知的障害児と家族の支援からはじまり、気がついたら発達障害、不登校、子どもの貧困などいろいろと。関西某所で悩みの尽きない零細NPO代表の日々。

福祉関係者はいま何を思っているのだろう

 まあ、福祉関係者は全体的に元気が出ない結果だろうと想像する。当事者も支援者も。
 新与党が「反福祉」までも叫んできたわけではないし、「きっと福祉に熱心だろう」と信じられてきた民主党がこの3年で従来の流れを大きくひっくり返すような変化が生み出せてきたわけでもない。だから「これでも自分の生活は特に変わらない」という人も多いだろうし、3年前までの政権与党と構築してきた信頼関係がある人たちは今回の結果に喜んでいるだろう。
 しかし、新与党による国家観とか家族観とか人間観とかが「福祉」と相性がよいと信じている人は極めて少ないはずだ。議席を伸ばした「第三極」についてもそれは同じ。政策の現実性や実効性とは別の話である。
 世論調査で「何を重視しますか」の問いかけに対して最上位に上がってはくるが、現実には争点化されない「社会保障」。世間にとっては「年金」「介護」、がんばっても「子育て支援」ぐらいのイメージでも、その中にはもっと多様な施策が含まれる。障害者などマイノリティの生活を思って票を投じるのは、ほとんどが関係者であろう。それでも多種多様な「分野」を超えて漠然と「マッチョ」な政治路線に不安を感じた人々の中には緩やかな連帯意識はあって、おそらく投票行動にも影響はしていると思う。それでも、これだけの大差がつく結果となった。
 さて、これから福祉関係者は何をすればよいか。政策の最前線に関わる人々はきっとこれまで通り与野党の議員、そして官僚組織とバランスよく関わりながら、いずれも厳しく攻めたてることはなく、特定の論点に絞り込んで現実の成果を目指していくのだろう。では、そのような立場にない一当事者、一支援者にできることは、と考えると、残念ながら見えにくい。自分たちの危機感は、まったく力をもたない程度にしか社会的に浸透しておらず、いったい何によって覆い隠されてしまっているのか、さえよくわからない。
 誰かが「困っている」ことを伝え続けることはできるだろう。しかし、それらの問題解決が社会や人間をめぐる思想と深く結びついているということまで伝えられるかどうかは、また別の戦略が必要であるような気がする。「福祉」は大事だ、と言う票は、今回いったいどこにどんな判断で投じられたのか。ただ「変わるべきだ」という現状批判では予期せぬ結果も起きるし、高すぎる目標設定は信用されないし、抽象的な理念は嫌われる。

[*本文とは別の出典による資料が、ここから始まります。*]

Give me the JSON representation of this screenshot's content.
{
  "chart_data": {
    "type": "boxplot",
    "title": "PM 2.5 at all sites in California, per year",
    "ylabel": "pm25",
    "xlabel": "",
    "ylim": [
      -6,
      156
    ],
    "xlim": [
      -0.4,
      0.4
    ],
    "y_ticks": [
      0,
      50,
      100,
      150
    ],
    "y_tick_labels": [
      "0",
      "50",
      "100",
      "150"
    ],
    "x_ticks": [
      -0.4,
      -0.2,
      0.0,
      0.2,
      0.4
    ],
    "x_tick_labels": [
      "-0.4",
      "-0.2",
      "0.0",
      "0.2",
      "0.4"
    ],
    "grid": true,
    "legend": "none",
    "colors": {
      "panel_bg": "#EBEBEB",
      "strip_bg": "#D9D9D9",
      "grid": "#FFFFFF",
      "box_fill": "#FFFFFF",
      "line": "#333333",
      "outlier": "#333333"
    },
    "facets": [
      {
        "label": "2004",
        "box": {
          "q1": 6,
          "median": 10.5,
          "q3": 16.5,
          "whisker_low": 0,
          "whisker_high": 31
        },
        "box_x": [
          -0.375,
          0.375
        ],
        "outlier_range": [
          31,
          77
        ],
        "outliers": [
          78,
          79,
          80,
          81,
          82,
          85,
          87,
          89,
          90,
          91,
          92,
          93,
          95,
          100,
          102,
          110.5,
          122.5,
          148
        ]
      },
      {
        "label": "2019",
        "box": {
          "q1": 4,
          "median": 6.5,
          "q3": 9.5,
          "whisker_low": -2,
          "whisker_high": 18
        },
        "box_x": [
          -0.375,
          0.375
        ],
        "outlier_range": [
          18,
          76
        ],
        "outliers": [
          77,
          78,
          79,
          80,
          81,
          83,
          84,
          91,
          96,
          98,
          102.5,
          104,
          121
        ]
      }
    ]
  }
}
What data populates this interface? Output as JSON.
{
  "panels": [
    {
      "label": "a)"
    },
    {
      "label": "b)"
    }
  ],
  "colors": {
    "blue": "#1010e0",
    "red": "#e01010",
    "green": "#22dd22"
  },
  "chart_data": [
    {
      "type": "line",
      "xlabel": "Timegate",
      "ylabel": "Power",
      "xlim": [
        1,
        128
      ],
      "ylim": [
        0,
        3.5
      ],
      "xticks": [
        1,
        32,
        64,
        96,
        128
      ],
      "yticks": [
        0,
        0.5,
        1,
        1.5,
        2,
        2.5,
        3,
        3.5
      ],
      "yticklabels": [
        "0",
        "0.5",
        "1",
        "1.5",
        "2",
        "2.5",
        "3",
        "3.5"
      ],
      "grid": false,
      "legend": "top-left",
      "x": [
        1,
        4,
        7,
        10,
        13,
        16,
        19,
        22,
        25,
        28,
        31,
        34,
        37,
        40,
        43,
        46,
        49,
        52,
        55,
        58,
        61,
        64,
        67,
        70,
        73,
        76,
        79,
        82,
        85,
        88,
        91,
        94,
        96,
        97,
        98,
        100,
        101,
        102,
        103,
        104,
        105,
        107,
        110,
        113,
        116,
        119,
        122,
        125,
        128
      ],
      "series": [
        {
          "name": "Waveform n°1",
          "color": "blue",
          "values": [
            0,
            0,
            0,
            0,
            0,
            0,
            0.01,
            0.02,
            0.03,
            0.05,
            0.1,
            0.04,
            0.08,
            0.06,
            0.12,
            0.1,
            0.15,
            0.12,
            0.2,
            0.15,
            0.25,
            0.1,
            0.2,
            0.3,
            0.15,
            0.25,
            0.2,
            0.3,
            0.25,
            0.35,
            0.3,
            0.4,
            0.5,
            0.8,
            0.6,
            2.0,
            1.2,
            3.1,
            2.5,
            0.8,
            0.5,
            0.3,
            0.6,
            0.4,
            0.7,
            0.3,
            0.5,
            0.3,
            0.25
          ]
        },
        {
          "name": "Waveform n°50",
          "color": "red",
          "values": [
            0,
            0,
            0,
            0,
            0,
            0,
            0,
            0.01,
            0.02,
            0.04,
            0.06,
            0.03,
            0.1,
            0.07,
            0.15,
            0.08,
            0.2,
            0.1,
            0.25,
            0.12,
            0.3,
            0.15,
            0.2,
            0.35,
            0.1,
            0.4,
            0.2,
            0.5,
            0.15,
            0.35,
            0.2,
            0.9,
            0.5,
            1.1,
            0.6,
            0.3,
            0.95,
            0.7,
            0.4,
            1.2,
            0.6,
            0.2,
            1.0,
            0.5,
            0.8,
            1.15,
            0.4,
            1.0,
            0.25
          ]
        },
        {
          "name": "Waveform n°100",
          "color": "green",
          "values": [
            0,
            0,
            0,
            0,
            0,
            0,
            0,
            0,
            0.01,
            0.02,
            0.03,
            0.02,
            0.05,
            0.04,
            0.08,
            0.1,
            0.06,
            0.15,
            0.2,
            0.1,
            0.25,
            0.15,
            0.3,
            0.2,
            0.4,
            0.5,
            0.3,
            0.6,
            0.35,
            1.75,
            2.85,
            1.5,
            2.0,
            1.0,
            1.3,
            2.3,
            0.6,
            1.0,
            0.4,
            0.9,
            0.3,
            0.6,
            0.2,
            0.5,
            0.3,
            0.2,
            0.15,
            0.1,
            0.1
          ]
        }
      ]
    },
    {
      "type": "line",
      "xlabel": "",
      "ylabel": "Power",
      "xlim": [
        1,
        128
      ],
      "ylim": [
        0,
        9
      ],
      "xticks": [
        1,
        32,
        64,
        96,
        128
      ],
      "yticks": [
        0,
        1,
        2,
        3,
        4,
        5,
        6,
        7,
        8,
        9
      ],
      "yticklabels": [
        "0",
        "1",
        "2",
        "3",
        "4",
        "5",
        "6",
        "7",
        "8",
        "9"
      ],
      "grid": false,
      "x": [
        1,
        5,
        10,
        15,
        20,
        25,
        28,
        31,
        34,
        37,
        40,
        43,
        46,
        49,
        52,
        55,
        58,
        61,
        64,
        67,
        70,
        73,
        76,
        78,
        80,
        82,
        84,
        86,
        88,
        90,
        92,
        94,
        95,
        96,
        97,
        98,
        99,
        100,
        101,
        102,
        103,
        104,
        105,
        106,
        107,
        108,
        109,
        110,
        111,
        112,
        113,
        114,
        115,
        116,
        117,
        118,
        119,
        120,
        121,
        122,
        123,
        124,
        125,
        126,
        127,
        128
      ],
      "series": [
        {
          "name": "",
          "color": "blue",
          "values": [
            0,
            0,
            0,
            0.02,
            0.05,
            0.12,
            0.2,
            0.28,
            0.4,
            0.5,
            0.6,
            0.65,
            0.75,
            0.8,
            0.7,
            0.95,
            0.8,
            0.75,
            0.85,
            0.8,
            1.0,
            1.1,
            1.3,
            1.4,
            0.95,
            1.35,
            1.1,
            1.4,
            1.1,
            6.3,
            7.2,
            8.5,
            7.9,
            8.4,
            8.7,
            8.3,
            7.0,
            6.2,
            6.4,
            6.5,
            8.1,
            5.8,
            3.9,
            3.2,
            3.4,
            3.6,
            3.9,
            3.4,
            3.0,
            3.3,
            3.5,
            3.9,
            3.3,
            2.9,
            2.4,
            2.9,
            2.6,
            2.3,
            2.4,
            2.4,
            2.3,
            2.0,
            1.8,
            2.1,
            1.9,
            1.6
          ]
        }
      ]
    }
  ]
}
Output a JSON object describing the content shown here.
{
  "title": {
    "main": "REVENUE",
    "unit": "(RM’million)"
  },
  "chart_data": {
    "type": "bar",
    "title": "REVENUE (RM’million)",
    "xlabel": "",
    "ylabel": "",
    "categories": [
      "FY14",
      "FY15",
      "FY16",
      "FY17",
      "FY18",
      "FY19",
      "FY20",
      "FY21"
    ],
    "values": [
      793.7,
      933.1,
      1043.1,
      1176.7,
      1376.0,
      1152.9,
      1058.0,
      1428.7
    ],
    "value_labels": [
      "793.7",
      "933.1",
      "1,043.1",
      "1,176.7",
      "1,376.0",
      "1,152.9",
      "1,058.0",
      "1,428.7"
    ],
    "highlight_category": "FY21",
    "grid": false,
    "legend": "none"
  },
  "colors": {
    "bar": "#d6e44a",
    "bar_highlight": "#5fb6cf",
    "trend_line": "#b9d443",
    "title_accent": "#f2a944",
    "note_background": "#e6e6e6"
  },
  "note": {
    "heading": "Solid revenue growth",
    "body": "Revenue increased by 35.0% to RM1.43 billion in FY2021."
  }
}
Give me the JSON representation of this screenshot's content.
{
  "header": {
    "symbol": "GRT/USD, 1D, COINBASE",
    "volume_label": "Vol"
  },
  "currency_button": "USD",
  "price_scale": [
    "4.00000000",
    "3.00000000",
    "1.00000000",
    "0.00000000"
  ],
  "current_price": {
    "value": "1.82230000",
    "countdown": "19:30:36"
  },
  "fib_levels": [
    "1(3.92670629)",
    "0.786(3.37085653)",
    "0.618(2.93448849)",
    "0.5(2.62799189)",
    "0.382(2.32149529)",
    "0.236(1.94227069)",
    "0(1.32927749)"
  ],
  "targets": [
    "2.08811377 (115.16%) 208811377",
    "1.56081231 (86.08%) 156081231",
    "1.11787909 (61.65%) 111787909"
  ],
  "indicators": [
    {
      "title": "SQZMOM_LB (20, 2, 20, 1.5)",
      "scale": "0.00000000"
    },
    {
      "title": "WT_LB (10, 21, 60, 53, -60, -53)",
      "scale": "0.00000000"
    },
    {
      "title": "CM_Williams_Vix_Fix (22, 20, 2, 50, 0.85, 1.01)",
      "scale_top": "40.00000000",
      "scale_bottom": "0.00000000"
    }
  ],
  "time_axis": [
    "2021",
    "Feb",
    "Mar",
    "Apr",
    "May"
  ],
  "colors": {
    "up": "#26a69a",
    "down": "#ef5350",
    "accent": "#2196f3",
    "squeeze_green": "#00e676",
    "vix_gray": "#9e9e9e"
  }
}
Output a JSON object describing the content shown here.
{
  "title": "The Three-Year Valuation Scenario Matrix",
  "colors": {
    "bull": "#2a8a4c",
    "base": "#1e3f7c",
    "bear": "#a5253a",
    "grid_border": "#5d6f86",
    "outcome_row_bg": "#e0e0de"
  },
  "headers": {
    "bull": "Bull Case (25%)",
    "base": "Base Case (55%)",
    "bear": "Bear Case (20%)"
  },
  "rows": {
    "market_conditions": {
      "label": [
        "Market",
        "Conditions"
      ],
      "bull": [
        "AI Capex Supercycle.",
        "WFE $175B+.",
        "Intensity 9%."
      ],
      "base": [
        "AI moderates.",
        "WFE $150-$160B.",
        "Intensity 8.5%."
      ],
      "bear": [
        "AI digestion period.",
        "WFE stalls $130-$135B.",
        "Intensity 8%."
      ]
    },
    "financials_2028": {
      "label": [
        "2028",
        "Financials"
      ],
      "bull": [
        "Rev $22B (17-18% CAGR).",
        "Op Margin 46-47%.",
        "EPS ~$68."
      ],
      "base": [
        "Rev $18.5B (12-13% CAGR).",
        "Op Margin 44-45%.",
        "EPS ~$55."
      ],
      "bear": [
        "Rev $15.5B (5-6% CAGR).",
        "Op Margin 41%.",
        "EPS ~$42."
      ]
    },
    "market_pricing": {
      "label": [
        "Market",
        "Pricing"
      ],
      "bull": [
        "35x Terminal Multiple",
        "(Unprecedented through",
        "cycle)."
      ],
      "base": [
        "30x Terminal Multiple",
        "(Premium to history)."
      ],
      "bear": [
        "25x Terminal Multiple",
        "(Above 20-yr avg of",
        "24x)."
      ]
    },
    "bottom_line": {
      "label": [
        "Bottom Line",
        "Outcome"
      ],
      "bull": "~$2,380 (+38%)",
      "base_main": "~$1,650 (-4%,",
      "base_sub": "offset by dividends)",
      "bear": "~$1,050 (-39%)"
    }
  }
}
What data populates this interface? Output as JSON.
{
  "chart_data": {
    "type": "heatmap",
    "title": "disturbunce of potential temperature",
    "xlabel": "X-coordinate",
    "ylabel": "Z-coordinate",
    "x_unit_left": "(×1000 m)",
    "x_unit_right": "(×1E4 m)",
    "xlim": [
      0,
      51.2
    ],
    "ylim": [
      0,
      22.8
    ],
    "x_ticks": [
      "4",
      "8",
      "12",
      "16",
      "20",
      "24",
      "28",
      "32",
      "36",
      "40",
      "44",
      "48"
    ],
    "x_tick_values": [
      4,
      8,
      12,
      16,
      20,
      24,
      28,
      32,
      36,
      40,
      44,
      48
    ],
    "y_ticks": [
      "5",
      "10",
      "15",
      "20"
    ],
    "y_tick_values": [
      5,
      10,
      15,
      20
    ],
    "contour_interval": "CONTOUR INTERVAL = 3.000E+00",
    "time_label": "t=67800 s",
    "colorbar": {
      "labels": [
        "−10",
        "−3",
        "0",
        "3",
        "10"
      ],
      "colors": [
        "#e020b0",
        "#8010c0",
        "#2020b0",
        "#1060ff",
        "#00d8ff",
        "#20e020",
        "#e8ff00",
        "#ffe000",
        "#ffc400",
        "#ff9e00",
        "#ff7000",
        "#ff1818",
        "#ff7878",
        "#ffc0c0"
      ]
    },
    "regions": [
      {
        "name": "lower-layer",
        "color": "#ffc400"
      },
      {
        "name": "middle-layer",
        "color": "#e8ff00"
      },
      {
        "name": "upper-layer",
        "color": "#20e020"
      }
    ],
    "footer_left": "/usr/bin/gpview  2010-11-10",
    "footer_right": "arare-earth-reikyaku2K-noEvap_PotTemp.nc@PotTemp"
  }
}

 国民の圧倒的な信任を得た、と言えてしまう数字によって、これから何をどう動かされるのか。人の暮らしを支えている具体的な制度を簡単にひっくり返すことはできないから、ひたすら悪いほうにばかり想像する必要まではない。明確に制度が改悪されようとすれば、きっと批判は沸き起こる。ただ、人々の意識が静かに書き換えられていくことのほうが怖い。